The organisation that the attached and linked document relates to is the “Women’s National Coalition”. It was a vehicle for intervention in the CODESA talks and for the creation of a set of demands or suggestions that were used to lobby the ANC prior to the 1994 elections, and then after the elections, as an input to the Constitution-writing process that followed.

The creation of the Women’s National Coalition was driven by Frene Ginwala, who became Speaker of Parliament after the elections, and later by the academic Sheila Meintjes. The structure was more like an NGO (funded from Canada) than a democracy, and the method of collecting a mandate, described in the document as “focus groups”, was a difficulty and occasioned acrimonious internal strife, according to Hassim.

The document includes a description found on the Internet, and the Women’s National Coalition’s “Women's Charter for Effective Equality”, taken from the ANC web site. As noted in the document, there is no reference to the original Women’s Charter of 1954, or to the Federation of South African Women that created it, and which organised the women’s march to the Union Buildings in Pretoria on the 9th of August 1956. This conspicuous omission has continued to be common.

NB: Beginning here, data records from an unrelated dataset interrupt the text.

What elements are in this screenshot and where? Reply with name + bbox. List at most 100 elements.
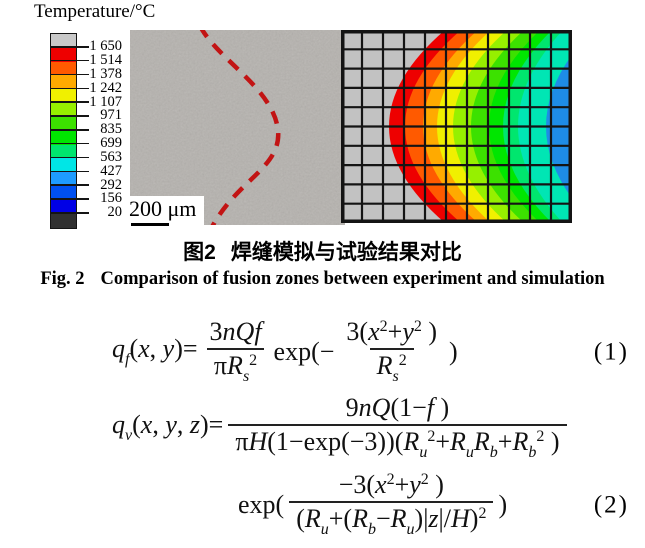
math-token: 2 (379, 317, 388, 335)
equation-2-line-1: qv(x, y, z)= 9nQ(1−f ) πH(1−exp(−3))(Ru2… (0, 391, 645, 465)
colorbar-segment (51, 61, 76, 76)
equation-2-number: (2) (593, 491, 629, 519)
math-token: π (213, 351, 228, 381)
eq2-fraction-2: −3(x2+y2 ) (Ru+(Rb−Ru)|z|/H)2 (289, 471, 494, 539)
math-token: z (428, 504, 439, 534)
colorbar-segment (51, 186, 76, 200)
eq1-frac2-numerator: 3(x2+y2 ) (339, 318, 444, 348)
eq2-frac2-denominator: (Ru+(Rb−Ru)|z|/H)2 (289, 501, 494, 539)
math-token: b (489, 444, 498, 462)
math-token: ( (296, 504, 305, 534)
colorbar-tick-line (50, 73, 89, 76)
colorbar-tick-label: 971 (100, 107, 122, 124)
simulation-border (341, 30, 572, 223)
math-token: exp(− (273, 337, 335, 366)
math-token: |/ (438, 504, 451, 534)
math-token: 9 (345, 392, 359, 422)
math-token: + (394, 469, 410, 499)
math-token: 2 (398, 352, 407, 370)
eq1-lhs: qf(x, y)= (112, 336, 198, 368)
colorbar-tick-label: 20 (107, 204, 123, 221)
math-token: s (242, 368, 250, 386)
colorbar-tick-line (50, 101, 89, 103)
equation-1-body: qf(x, y)= 3nQf πRs2 exp(− 3(x2+y2 ) Rs2 … (112, 312, 458, 392)
equation-1-number: (1) (593, 338, 629, 366)
math-token: H (450, 504, 470, 534)
math-token: π (235, 427, 249, 457)
math-token: ) (428, 469, 444, 499)
eq2-close-paren: ) (498, 492, 507, 518)
colorbar-tick-line (50, 87, 89, 90)
math-token: R (304, 504, 321, 534)
math-token: −3( (338, 469, 376, 499)
colorbar-tick-line (50, 129, 89, 131)
colorbar-title: Temperature/°C (34, 1, 156, 22)
math-token: ( (132, 410, 141, 439)
math-token: ) (498, 490, 508, 519)
math-token: + (497, 427, 513, 457)
math-token: (1− (390, 392, 427, 422)
colorbar-tick-label: 1 107 (89, 93, 122, 110)
math-token: nQ (358, 392, 391, 422)
eq1-frac1-numerator: 3nQf (203, 318, 269, 348)
eq2-frac2-numerator: −3(x2+y2 ) (332, 471, 451, 501)
math-token: R (449, 427, 466, 457)
math-token: q (112, 410, 125, 439)
colorbar-tick-line (50, 142, 89, 145)
simulation-panel (341, 30, 572, 223)
eq2-fraction-1: 9nQ(1−f ) πH(1−exp(−3))(Ru2+RuRb+Rb2 ) (228, 394, 567, 462)
math-token: R (390, 504, 407, 534)
colorbar-segment (51, 199, 76, 214)
eq2-lhs: qv(x, y, z)= (112, 412, 223, 444)
math-token: ) (421, 316, 438, 346)
colorbar-tick-line (50, 212, 89, 214)
math-token: y (409, 469, 421, 499)
math-token: H (248, 427, 268, 457)
colorbar-segment (51, 172, 76, 187)
math-token: 2 (427, 428, 436, 446)
eq2-frac1-numerator: 9nQ(1−f ) (339, 394, 457, 424)
eq2-frac1-denominator: πH(1−exp(−3))(Ru2+RuRb+Rb2 ) (228, 424, 567, 462)
math-token: exp( (238, 490, 285, 519)
math-token: 2 (249, 352, 258, 370)
experiment-micrograph: 200 μm (124, 30, 345, 230)
colorbar-segment (51, 130, 76, 145)
math-token: R (403, 427, 420, 457)
colorbar-tick-line (50, 46, 89, 48)
math-token: ) (434, 392, 450, 422)
math-token: nQf (222, 316, 262, 346)
math-token: 3 (209, 316, 223, 346)
colorbar-segment (51, 144, 76, 159)
math-token: ) (544, 427, 560, 457)
math-token: , (149, 334, 163, 363)
math-token: b (528, 444, 537, 462)
math-token: q (112, 334, 125, 363)
equation-2-line-2: exp( −3(x2+y2 ) (Ru+(Rb−Ru)|z|/H)2 ) (2) (0, 464, 645, 546)
colorbar-tick-line (50, 59, 89, 62)
caption-chinese-text: 焊缝模拟与试验结果对比 (230, 241, 462, 264)
caption-english-label: Fig. 2 (40, 269, 85, 289)
colorbar-tick-line (50, 198, 89, 200)
math-token: x (368, 316, 380, 346)
math-token: 3( (346, 316, 369, 346)
math-token: x (375, 469, 387, 499)
math-token: y (162, 334, 175, 363)
eq1-fraction-2: 3(x2+y2 ) Rs2 (339, 318, 444, 386)
math-token: R (473, 427, 490, 457)
math-token: , (152, 410, 166, 439)
math-token: + (387, 316, 403, 346)
colorbar-tick-label: 1 242 (89, 79, 122, 96)
colorbar-segment (51, 158, 76, 173)
equation-1: qf(x, y)= 3nQf πRs2 exp(− 3(x2+y2 ) Rs2 … (0, 312, 645, 392)
math-token: + (435, 427, 450, 457)
math-token: u (419, 444, 428, 462)
math-token: +( (328, 504, 353, 534)
math-token: u (465, 444, 474, 462)
colorbar-tick-label: 699 (100, 135, 122, 152)
colorbar-tick-line (50, 156, 89, 159)
math-token: x (140, 410, 153, 439)
temperature-colorbar (50, 33, 77, 229)
eq2-exp-term: exp( (238, 492, 284, 518)
math-token: 2 (536, 428, 545, 446)
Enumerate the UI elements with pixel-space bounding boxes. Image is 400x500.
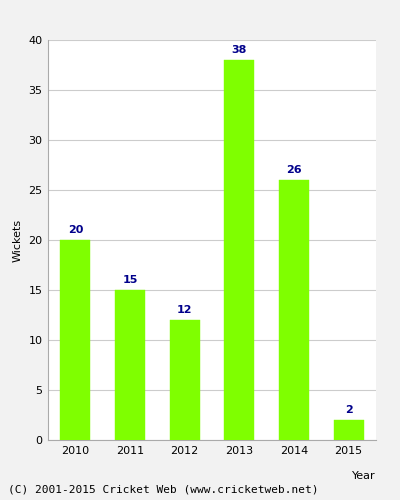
Text: Year: Year (352, 470, 376, 480)
Y-axis label: Wickets: Wickets (13, 218, 23, 262)
Bar (115, 290, 145, 440)
Bar (170, 320, 200, 440)
Bar (279, 180, 309, 440)
Text: 20: 20 (68, 225, 83, 235)
Bar (60, 240, 90, 440)
Text: 38: 38 (232, 45, 247, 55)
Text: (C) 2001-2015 Cricket Web (www.cricketweb.net): (C) 2001-2015 Cricket Web (www.cricketwe… (8, 485, 318, 495)
Bar (224, 60, 254, 440)
Bar (334, 420, 364, 440)
Text: 15: 15 (122, 275, 138, 285)
Text: 12: 12 (177, 305, 192, 315)
Text: 2: 2 (345, 405, 352, 415)
Text: 26: 26 (286, 165, 302, 175)
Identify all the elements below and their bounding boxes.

In between the mid-1990s when the Women’s National Coalition faded, and 2006, there was no claimant to the status of a national South African women’s organisation.  In 2006 the Progressive Women’s Movement was launched, claiming to fulfil the requirement. Whether it does so, or not, is the matter that is set out for examination in the next item of this part of the course.